As carteiras imobiliárias em 2010 e os ganhos do investidor

No ano de 2010, foram registradas na Comissão de Valores Mobiliários (CVM) 39 ofertas de distribuição de cotas de fundos imobiliários, totalizando um montante recorde de R$ 9,7 bilhões. Destas, 20 ofertas foram concluídas ao longo do ano e somaram R$ 3,3 bilhões. As demais ofertas ainda estão em processo de comercialização.
Pelas informações mais detalhadas das emissões, verifica-se que, das 20 ofertas concluídas, o total de R$ 2,8 bilhões foi efetivamente colocado junto aos vários tipos de investidores (pessoas físicas, institucionais, corporativos, estrangeiros etc.), sendo que os maiores compradores foram as pessoas físicas. Do montante colocado, o volume de R$ 2,2 bilhões, equivalente a quase 80%, foi direcionado para pouco mais de 15 mil pessoas físicas.

Metade do volume das ofertas colocadas em 2010 foi de fundos imobiliários cuja política de investimento é adquirir, majoritariamente, lajes de prédios de escritórios para locação para empresas de primeira linha. Esse tipo de fundo atraiu investimentos de cerca de 8 mil pessoas físicas com aplicação média de aproximadamente R$ 130 mil. Em termos de volume, o segundo tipo de fundo que mais atraiu pessoas físicas foram aqueles cuja política de investimento é adquirir ativos financeiros imobiliários.
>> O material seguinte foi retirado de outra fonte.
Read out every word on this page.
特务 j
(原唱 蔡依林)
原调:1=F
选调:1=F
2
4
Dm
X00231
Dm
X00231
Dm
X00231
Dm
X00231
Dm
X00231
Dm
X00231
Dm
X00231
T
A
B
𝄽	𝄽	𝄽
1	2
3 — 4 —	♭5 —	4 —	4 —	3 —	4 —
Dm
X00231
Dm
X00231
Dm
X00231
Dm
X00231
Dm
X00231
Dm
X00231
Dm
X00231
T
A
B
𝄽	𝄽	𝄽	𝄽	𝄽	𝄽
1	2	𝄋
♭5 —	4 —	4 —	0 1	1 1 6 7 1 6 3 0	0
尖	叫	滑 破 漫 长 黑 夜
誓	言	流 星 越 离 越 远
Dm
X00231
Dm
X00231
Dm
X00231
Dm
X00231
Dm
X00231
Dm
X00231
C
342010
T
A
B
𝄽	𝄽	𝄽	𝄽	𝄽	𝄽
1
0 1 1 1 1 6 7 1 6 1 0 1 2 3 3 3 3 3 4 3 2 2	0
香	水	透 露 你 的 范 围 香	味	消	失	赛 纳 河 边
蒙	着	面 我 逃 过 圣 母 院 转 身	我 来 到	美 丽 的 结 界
A aplicação média das cerca de 700 pessoas físicas que investiram nesse tipo de fundo é mais elevada, de cerca de R$ 500 mil. Com relação à quantidade de investidores, os fundos cuja política de investimentos é comprar imóveis “built-to-suit”, ou comerciais, atraíram cerca de 2 mil pessoas físicas cada um. Os imóveis “built-to-suit” são aqueles construídos para atender às necessidades específicas de um determinado locatário e, por consequência, possuem um contrato de locação com características particulares, geralmente de longo prazo.

Os imóveis comerciais são aqueles locados para lojas e shopping centers desenvolverem suas atividades mercantis. A aplicação média das pessoas físicas nos fundos que investiram em imóveis “built-to-suit” foi de R$ 90 mil e nos fundos que investiram em imóveis comerciais foi de R$ 60 mil. Adicionalmente, mas em menor número e em menor volume, as pessoas físicas também aplicaram seus recursos em fundos imobiliários que possuem como política de investimento a aquisição de imóveis e projetos habitacionais, galpões industriais ou armazéns para distribuição de estoques e cotas de outros fundos imobiliários.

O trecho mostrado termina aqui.